Only six of the injured would submit to being cared for at the hospital after their injuries were dressed and the remained repaired to the box-car stationed on the siding in the south yards of this city which they occupy a living rooms.
Coroner Perry, who made a critical examination of the wrecked trains, with a view of determining the cause of the collision, stated Friday morning that in his opinion the wreck was purely accidental and was due to the heavy fog.

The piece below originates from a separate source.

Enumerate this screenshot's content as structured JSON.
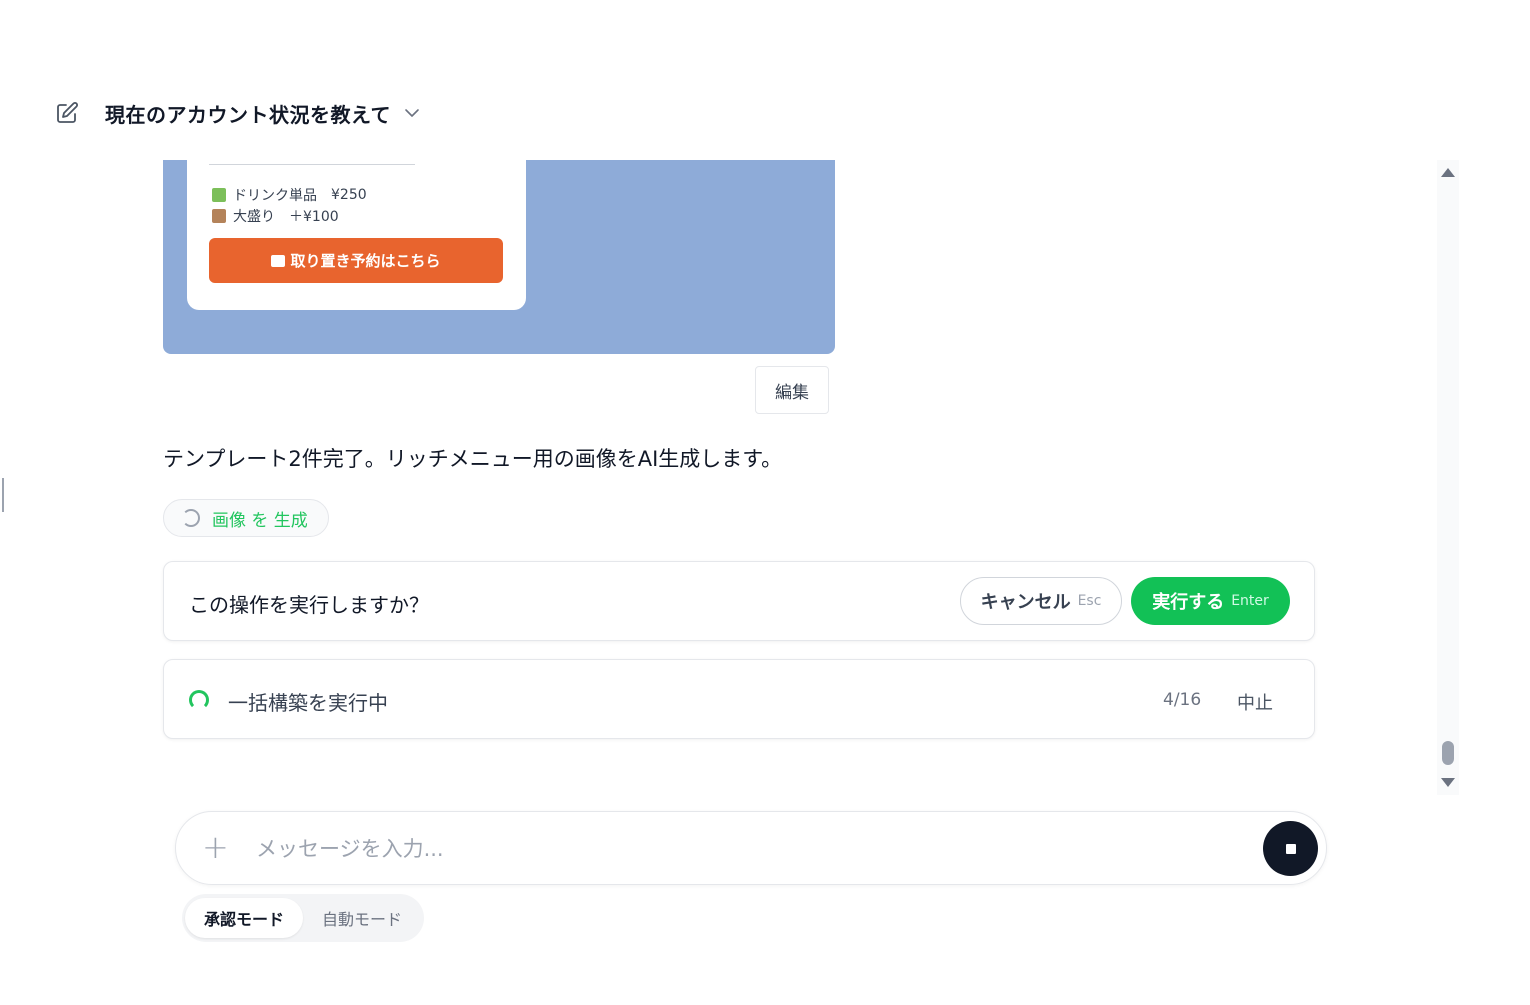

Traffic on this section of the road was tied up as a result of the wreck and both morning passenger trains were compelled to make a detour by way of Redkey over the L. E. & W. and P. C. C. & St. Lo. Railroads from this city and Ridgeville. The wreck train from Ft. Wayne was ordered out at once to clear the track and arrived at the scene at about nine o’clock
Funeral for Train Victims Held
Saturday P.M.
The Commercial Review
October 17, 1910
A short prayer service was held as the five men killed Friday in the train wreck which happened six miles south of this city were laid to rest in separate graves in Green Park Cemetery. The men were all Catholic, as are all the workmen employed by the railroad on the work crew. Father J. Travers, of the St. Mary’s Catholic Church on East
Walnut Street conducted the services. Just before the caskets were lowered into the graves, caskets of two of the victims who were not mutilated beyond recognition, were opened, and a photo was taken by J. C. Brubaker with the rest of the workmen grouped behind the caskets.
Arrangements for the funerals were all made by the railroad compnay. The place where each man is burried will be well marked, so that the graves my be identified if desires any time in the future. The graves are in teh northwest corner fo the cemetery.